Они не сразу обратили внимание друг на друга. Да и вообще Полина его в то время за мужика не считала – чистой воды мальчишка, у него, кажется, даже растительность на лице в ту пору едва-едва пробивалась. Она уже тогда была созревшей женщиной – еще бы, кажется, ей было двадцать шесть с хорошим хвостиком. Кое-что успела познать на своем веку, кое-что посмотреть. Макс же Журавлев (скорее, в то время его вполне можно было назвать Максимкой, или Максиком, как ребенка) выглядел совершеннейшим сопляком. Высокий, не в меру худой, что с трудом удавалось скрывать сценическими костюмами. Вообще-то внешне он не слишком отличался от Макса сегодняшнего, но все-таки это были два разных человека. И главным различием между ними являлся, пожалуй, взгляд. Если раньше его глаза смотрели на окружающих с откровенным вызовом и ничем не оправданной наглостью, в то же время в них частенько сквозило наивное удивление и какой-то глупый юношеский задор, то нынче Журавлев смотрел на мир совершенно иначе.
Сегодняшний Макс умел так посмотреть на женщину, что у той сердце в мгновение ока почему-то начинало стучать в самом низу живота. Нельзя сказать, что он был слишком красивым, вовсе нет, но было в нем что-то такое, что раньше Полина видела один только раз. Несколько лет назад ей довелось побывать свидетельницей на свадьбе лучшей подруги, Ольги Бирюковой. Сама Ольга всю жизнь была полной, отчего безмерно страдала и даже была уверена, что никогда не выйдет замуж. В отличие от нее, Полина с детства была худышкой, занималась танцами и никогда не сомневалась в будущем счастье, в том числе семейном. Судьба же все вывернула наизнанку.
Толстушка Ольга отхватила себе невероятно красивого мужа. Вернее, Саша Ресниченко, ее муж, был не столько красив, сколько… Полина даже себе самой не могла объяснить, каким же ей показался Сашка. Вряд ли это можно назвать красотой, но вот обладал Ресниченко каким-то животным магнетизмом, что ли, из-за которого практически ни одна женщина не могла взглянуть на него равнодушно. Ни брюнет, ни блондин, ни тем более шатен. Скорее средне-русый, как Женька Киреев. Прямые его жесткие волосы имели цвет мокрого песка. Но это совсем не главное. Даже окажись он абсолютно лысым, наверняка не потерял бы своего магнетизма, и женщины оборачивались бы на него точно так же, как и на обладателя шикарной шевелюры. Нет, волосы – далеко не главное в мужчине.

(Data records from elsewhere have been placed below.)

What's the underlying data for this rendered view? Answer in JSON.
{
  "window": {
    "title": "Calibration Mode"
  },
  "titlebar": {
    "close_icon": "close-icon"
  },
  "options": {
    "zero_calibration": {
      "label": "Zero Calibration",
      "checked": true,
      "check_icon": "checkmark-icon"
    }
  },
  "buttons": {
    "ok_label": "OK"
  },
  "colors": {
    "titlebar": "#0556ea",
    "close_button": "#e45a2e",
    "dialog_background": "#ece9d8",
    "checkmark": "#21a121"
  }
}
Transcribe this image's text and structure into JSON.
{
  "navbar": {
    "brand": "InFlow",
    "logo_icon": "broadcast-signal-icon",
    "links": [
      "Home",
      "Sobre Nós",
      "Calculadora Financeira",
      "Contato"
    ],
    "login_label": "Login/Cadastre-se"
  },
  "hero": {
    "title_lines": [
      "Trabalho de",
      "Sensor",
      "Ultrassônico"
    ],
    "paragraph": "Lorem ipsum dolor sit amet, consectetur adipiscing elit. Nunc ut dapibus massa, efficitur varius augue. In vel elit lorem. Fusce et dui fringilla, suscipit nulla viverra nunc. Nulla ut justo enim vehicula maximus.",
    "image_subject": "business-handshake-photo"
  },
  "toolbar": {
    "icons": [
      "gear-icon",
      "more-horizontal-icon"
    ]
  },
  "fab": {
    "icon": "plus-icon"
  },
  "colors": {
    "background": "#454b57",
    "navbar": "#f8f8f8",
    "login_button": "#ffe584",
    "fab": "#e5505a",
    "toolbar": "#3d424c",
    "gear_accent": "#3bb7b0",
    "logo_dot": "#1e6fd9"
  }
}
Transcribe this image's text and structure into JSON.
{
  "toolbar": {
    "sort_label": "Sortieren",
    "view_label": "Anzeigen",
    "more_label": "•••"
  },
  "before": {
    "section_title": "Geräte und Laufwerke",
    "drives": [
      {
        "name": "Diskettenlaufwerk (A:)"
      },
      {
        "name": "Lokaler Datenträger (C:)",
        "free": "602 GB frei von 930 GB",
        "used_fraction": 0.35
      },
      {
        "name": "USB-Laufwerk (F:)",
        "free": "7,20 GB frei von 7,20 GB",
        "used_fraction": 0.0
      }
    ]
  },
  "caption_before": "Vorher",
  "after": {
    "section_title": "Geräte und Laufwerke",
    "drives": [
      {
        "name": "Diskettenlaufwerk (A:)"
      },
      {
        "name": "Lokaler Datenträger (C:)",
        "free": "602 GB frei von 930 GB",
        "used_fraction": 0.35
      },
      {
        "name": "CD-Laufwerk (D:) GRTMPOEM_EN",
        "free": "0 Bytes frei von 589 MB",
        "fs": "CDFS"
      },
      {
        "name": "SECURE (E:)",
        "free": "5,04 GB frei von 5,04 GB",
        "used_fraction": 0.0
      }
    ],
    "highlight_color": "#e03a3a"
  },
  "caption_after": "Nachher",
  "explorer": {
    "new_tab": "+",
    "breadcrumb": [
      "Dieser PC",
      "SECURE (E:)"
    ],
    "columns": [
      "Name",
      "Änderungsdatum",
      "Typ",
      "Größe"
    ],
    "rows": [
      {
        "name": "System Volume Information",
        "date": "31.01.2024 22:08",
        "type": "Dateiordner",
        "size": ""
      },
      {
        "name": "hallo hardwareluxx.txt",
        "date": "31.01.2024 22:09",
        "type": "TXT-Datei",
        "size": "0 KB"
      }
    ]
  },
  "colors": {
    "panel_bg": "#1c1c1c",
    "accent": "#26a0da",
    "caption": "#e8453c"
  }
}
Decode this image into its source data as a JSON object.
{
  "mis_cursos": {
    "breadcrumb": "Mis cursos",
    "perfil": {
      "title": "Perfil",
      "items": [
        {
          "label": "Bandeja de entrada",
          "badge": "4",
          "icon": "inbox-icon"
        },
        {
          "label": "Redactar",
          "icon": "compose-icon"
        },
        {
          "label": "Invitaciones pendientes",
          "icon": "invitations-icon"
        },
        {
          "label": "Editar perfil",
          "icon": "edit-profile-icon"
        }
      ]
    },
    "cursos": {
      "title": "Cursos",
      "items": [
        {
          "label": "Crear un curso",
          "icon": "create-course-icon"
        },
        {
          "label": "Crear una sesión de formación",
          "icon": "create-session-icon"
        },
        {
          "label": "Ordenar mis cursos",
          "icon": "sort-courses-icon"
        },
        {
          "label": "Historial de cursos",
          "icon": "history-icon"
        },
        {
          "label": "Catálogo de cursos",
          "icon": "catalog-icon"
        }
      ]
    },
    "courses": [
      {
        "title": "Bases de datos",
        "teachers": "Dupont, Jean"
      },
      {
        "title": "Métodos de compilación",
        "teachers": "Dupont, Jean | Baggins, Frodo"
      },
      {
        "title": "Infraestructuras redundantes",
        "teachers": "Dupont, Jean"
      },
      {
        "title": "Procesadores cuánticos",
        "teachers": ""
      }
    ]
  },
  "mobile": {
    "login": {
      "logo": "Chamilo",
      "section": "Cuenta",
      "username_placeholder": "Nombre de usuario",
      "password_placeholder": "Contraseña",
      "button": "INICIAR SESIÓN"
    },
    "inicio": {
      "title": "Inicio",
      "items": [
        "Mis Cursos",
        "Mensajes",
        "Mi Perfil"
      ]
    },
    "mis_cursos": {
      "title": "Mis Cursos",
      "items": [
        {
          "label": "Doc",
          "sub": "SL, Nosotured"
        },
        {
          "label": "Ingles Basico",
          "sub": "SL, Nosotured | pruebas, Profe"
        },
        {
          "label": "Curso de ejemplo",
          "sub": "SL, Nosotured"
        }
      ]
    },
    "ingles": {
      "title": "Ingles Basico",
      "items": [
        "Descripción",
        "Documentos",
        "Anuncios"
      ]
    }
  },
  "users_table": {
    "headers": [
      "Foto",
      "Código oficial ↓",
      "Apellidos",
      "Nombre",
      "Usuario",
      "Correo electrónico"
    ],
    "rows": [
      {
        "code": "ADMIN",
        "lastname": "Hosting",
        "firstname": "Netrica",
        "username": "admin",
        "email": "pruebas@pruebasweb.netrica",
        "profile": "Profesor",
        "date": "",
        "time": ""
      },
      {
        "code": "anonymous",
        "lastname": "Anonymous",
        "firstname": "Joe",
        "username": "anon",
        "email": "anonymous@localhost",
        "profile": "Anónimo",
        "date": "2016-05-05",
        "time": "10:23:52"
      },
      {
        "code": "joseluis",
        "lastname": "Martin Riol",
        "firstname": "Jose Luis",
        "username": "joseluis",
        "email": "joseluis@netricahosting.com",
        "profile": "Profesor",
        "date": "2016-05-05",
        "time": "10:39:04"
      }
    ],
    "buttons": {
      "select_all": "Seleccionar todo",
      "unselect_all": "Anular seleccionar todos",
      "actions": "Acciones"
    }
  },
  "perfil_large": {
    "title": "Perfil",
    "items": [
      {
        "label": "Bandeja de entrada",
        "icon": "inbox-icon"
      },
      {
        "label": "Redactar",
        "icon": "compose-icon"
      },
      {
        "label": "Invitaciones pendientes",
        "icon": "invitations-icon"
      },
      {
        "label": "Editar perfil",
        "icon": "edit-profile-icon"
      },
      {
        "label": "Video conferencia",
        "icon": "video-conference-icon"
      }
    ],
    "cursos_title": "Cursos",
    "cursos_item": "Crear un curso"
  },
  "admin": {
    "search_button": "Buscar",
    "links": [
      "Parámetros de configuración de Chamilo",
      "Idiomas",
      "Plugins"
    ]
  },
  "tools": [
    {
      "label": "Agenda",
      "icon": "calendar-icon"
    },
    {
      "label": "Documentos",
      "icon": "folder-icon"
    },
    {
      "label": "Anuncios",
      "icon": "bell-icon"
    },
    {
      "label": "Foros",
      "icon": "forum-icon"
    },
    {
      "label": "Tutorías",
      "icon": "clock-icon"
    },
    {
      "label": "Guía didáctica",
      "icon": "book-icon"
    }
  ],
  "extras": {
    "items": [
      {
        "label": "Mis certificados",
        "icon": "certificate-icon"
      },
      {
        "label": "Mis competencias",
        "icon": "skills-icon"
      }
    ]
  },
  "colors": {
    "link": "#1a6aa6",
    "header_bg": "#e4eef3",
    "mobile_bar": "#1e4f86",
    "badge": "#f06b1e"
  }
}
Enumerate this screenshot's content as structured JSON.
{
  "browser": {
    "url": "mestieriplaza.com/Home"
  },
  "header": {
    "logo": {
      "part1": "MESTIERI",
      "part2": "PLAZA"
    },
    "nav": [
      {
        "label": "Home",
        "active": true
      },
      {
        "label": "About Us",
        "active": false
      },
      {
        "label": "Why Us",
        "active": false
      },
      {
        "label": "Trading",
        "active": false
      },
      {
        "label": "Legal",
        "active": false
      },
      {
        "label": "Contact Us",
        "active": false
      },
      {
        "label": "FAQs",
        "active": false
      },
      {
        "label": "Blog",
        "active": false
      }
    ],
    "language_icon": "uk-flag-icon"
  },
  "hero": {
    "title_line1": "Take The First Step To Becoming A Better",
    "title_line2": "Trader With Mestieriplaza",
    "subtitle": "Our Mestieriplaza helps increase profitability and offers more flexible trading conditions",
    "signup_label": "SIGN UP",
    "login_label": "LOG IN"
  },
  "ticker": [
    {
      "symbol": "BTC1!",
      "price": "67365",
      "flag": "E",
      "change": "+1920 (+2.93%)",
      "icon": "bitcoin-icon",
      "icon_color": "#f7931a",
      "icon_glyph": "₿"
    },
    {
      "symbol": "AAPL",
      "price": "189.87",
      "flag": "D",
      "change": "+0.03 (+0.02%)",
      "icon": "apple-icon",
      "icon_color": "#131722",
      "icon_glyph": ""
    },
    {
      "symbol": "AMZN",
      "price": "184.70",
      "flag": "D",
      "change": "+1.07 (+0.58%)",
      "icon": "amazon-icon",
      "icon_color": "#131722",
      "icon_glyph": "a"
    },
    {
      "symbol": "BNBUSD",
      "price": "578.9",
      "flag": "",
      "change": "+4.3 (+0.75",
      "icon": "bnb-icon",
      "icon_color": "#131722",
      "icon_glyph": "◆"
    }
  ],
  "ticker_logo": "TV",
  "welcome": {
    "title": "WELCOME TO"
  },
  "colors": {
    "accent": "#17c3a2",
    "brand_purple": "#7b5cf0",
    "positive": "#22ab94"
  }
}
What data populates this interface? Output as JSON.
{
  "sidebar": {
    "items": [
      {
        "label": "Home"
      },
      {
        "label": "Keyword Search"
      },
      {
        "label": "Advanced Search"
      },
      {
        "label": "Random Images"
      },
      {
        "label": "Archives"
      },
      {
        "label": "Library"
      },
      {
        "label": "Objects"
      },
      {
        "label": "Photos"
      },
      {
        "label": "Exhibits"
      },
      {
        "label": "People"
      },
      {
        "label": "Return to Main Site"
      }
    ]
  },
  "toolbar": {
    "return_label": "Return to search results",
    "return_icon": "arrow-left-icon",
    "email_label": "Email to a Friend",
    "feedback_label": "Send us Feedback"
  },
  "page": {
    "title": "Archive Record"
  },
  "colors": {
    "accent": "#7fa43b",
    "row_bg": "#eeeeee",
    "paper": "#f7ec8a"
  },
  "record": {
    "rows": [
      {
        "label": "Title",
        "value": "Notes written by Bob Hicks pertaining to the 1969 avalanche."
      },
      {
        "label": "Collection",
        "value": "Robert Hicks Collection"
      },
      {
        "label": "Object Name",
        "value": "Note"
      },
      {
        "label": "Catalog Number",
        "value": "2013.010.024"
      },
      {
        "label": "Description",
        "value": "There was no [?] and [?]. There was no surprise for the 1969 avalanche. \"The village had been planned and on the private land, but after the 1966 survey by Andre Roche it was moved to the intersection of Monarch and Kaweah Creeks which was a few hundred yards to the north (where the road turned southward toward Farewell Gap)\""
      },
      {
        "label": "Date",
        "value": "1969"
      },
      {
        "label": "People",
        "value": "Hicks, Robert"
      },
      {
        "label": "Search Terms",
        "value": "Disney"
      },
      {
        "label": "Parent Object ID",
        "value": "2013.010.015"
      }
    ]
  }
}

А что главное? Лицо? О, лицо у Ресниченко было очень правильное, в меру вытянутое, с характерно выраженным гладковыбритым подбородком. Тонкий, почти прямой нос с чуть заметной горбинкой посередине. Нет, и не лицо. Наверное, дело опять же во взгляде. Вот умел Сашка посмотреть так, что женщина тут же вспоминала о своей женской сущности, и уже не могла забыть о ней до конца вечера, даже если Ресниченко давным-давно не было рядом. Он мог спокойно вести обычный разговор в окружении множества других людей, в присутствии новобрачной супруги, но при этом все равно создавалось впечатление, что он готов прямо тут же, на глазах изумленной публики, сорвать с тебя одежду и ласкать, ласкать, ласкать до умопомрачения. Причем, не ради собственной похоти, а сугубо ради самой женщины, только бы доставить ей максимальную приятность.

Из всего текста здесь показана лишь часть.